My Paris Zoo
In Paris, I need not go to an actual zoo, where exotic wild animals are kept behind bars--or in more beautiful landscapes where they can roam a little more on the wild side. How do I feel about zoos? I would have to give this more thought, but I believe it's an amazing gift for children and adults alike to see the menagerie of animals that populate the earth. Pictures are one thing, but to see magnificent creatures swinging, running, swimming, jumping, or grazing in a replication of their natural habitat is quite another. Nature is more fully unfolded to us. We can get a better idea of its perfection and magnitude--even if a zoo can't carry the experiential weight of actually being where the beasts live and die on the landscape, the place where they can truly be themselves and be free.
I took a short but fantastic safari in Kenya a few years ago, and I fell in love with the country as well as its continent. Lions, giraffes, hippos, water buffalo, elephants...which ones did I love more? My breath was taken away seeing them in the savanna where they should be. I would seriously like to spend a chunk of time in Africa and write the stories that I find there.
But in Paris, all I have to do to see the rhinoceros is walk down into the Metro.
(Photo by Beth Arnold)
(One still has time to take a trip to Arles to see this photography.)
Or I can look into the windows of travel agencies in Paris to find gigantic red monkeys.
(Photo by Beth Arnold)
For some reason, many travel agencies here like to use stuffed animals to demonstrate scenes of destinations one might choose--or in this case show how a monkey (which might be you) could snooze at the beach.
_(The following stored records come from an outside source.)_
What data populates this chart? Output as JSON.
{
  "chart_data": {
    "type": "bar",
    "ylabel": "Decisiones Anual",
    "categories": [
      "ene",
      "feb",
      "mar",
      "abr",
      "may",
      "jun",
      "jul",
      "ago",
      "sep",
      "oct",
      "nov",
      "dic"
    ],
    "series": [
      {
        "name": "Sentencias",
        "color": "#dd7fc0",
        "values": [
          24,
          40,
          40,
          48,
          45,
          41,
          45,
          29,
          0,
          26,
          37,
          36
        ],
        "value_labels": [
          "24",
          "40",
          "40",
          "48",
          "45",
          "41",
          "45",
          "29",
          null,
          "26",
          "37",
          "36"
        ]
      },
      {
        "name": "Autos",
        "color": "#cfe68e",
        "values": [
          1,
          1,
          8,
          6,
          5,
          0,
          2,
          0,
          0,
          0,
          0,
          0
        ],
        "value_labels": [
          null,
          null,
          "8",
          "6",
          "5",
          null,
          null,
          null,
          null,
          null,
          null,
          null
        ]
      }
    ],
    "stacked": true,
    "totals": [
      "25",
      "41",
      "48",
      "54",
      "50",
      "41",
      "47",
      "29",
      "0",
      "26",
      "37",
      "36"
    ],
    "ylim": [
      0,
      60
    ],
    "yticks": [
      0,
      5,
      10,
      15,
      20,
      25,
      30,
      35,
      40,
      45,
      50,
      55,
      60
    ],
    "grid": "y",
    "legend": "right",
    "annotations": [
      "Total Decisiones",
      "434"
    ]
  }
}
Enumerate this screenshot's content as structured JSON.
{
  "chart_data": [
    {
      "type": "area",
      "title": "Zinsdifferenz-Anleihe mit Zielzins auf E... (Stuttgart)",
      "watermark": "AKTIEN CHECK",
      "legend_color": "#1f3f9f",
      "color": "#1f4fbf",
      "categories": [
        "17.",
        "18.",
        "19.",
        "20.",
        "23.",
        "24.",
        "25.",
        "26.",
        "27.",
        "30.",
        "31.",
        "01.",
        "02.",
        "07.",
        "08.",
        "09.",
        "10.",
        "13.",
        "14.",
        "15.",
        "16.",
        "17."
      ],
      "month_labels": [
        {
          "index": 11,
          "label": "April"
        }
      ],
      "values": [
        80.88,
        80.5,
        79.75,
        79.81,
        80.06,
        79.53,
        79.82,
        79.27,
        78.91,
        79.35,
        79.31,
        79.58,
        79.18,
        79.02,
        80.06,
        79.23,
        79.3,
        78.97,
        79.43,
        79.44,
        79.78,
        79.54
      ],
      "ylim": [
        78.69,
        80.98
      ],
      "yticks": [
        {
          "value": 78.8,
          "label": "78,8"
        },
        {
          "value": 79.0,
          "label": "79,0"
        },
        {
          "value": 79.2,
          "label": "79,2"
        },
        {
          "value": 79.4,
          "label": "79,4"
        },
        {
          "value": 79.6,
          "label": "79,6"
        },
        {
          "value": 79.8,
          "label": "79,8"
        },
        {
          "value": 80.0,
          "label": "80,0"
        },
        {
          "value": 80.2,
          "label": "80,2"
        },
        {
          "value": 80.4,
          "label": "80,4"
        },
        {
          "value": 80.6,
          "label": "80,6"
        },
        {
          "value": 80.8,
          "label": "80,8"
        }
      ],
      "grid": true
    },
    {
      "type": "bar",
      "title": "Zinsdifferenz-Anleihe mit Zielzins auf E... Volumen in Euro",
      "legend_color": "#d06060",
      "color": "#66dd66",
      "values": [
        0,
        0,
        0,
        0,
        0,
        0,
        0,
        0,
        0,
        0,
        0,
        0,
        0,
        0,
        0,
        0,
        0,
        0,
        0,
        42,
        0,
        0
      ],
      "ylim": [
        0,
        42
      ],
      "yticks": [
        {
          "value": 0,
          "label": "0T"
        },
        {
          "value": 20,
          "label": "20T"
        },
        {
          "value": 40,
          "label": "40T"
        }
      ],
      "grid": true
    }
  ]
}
And I must pay attention to the wild animals in Paris's graffiti.
(Photo by Beth Arnold)
I can look a white tiger in the eye at point blank range.
And it is true that I once rode a camel in Marrakesh after imbibing a few cocktails.
(Photo by Beth Arnold)
A group of friends and I hopped on our camels and rode them to a picnic. So delightful! But where could this fellow take me? To the Bois de Boulogne?
(Photo by Beth Arnold)
One can also find a sweet doe beside a hybrid combination of stag and man on a certain Paris route.
What wild beasts in Paris could we think of next? I'd like a woman-zebra to gallop by me--or possibly be me. And what about you? What would you like to be?